Hong Kong, Aug 18 : The 11th weekend of protests in Hong Kong got off to a peaceful start on Saturday before a moderate degree of tension flared again between police and pro-democracy activists.
After an anti-government rally on the afternoon in the residential area of Hung Hom, some protesters headed to Mong Kok, a bustling shopping district three metro stops away. A spontaneous change of location after a protest has become somewhat of a regular pattern for younger demonstrators in the ongoing anti-government movement in Hong Kong that began in June, Efe news reported.
Police geared up in two other districts in Kowloon – Prince Edward, which is adjacent to Mong Kok, and the tourist district of Tsim Sha Tsui. Tension was concentrated in Mong Kok, where some protesters hurled eggs at police officers guarding a local police station early evening.
At around 7.30 p.m., a public trash can was thrown in the direction of police from a footbridge, but tension was short-lived and the riot police left before 8 p.m..
Three marches took place in different parts of Hong Kong on Saturday. In late morning, 22,000 teachers and other citizens braved heavy rain to join the “Safeguard the next generation, let our conscience speak” rally, in a show of support for young protesters.
At 3.30 p.m., a second anti-government themed “Reclaim our soil, restore our peace” kicked off in the residential districts of Hung Hom and To Kwa Wan.
The objective of the event was to protest against the influx of shopping tour groups from mainland China, which many local residents consider a nuisance disrupting their day-to-day life, but protesters also chanted slogans involving five demands repeatedly voiced over the past 10 weeks.
The demands include the complete withdrawal of a controversial extradition bill that sparked the anti-government movement, and the establishment of an independent body to inquire alleged police brutality in protests.

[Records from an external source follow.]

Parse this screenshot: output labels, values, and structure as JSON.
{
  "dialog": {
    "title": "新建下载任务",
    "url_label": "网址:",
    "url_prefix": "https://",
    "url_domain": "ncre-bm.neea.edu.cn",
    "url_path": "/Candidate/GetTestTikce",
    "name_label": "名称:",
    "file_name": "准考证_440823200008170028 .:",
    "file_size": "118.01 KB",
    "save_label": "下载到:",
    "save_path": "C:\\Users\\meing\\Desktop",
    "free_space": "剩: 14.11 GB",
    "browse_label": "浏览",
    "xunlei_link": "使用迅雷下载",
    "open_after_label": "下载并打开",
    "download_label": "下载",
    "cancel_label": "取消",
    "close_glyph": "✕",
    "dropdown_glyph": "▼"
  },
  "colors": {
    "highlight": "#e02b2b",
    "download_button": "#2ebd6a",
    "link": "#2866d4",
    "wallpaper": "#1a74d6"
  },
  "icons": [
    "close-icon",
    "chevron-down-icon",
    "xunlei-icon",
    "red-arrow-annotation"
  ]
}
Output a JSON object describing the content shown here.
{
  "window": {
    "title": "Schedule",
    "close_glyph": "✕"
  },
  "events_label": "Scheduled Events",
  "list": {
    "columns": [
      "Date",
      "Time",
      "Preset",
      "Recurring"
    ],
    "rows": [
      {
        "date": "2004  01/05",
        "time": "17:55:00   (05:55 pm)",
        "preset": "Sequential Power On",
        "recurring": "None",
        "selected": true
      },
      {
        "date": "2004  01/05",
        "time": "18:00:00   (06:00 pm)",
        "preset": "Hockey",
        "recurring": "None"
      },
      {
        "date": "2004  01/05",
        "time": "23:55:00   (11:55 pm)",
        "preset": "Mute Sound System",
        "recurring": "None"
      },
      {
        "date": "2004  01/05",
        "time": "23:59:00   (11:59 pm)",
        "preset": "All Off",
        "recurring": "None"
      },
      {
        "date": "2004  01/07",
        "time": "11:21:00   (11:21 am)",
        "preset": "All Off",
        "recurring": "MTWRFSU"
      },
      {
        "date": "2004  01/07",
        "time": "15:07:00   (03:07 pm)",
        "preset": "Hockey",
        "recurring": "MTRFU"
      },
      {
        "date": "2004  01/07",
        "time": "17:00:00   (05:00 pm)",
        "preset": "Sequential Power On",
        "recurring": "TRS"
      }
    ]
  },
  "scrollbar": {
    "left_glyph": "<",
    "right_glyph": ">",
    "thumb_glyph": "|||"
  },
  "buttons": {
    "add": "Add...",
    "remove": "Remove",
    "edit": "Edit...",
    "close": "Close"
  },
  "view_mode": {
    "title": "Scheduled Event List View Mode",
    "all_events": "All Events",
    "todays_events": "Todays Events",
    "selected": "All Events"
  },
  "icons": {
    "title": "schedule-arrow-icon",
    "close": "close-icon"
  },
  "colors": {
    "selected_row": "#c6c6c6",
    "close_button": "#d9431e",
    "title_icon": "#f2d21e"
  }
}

A 50-year-old local resident who identified himself as Dickson stood on the roadside and cheered on the marchers. He told Efe, “The government has completely ignored people’s demands. Seeing the young people come out on the streets, I sometimes think we older people have not done enough for them and that’s why Hong Kong has come down to this.”
At the other end of the political and social spectrum, thousands of people turned up at an “anti-violence” rally in Tamar Park near the government headquarters. The pro-government demonstrators, including pro-Beijing lawmakers and real estate businessmen, chanted slogans such as “Save Hong Kong” and “Safeguard the rule of law”.
Seven demands were voiced at the event, including “end violence”, “don’t disturb people” and “uphold the rule of law”.
Speaking to journalists, Peter Woo Kwong-ching, billionaire businessman and chairman of Wheelock and Company Limited, said, “Violence is very scary. If one doesn’t speak out but stays silence, it would only attract more violence.”
Organisers of the rally said 476,000 people attended the rally, while police put the figure at 108,000.
With the three rallies having led to no major clashes, many Hongkongers may be able to heave a sigh of relief – for now. Another anti-government protest will be held tomorrow at Hong Kong’s biggest park and a big turn-out is expected.
Since June, Hong Kong has been rocked by a wave of protests because of the extradition bill, which would have enabled fugitives to be extradited from Hong Kong to mainland China.
Though the bill has been declared “dead” by the city’s top leader Carrie Lam, the civil campaign against it has since morphed into a broader movement seeking to reverse a general decline in freedoms and investigate police brutality.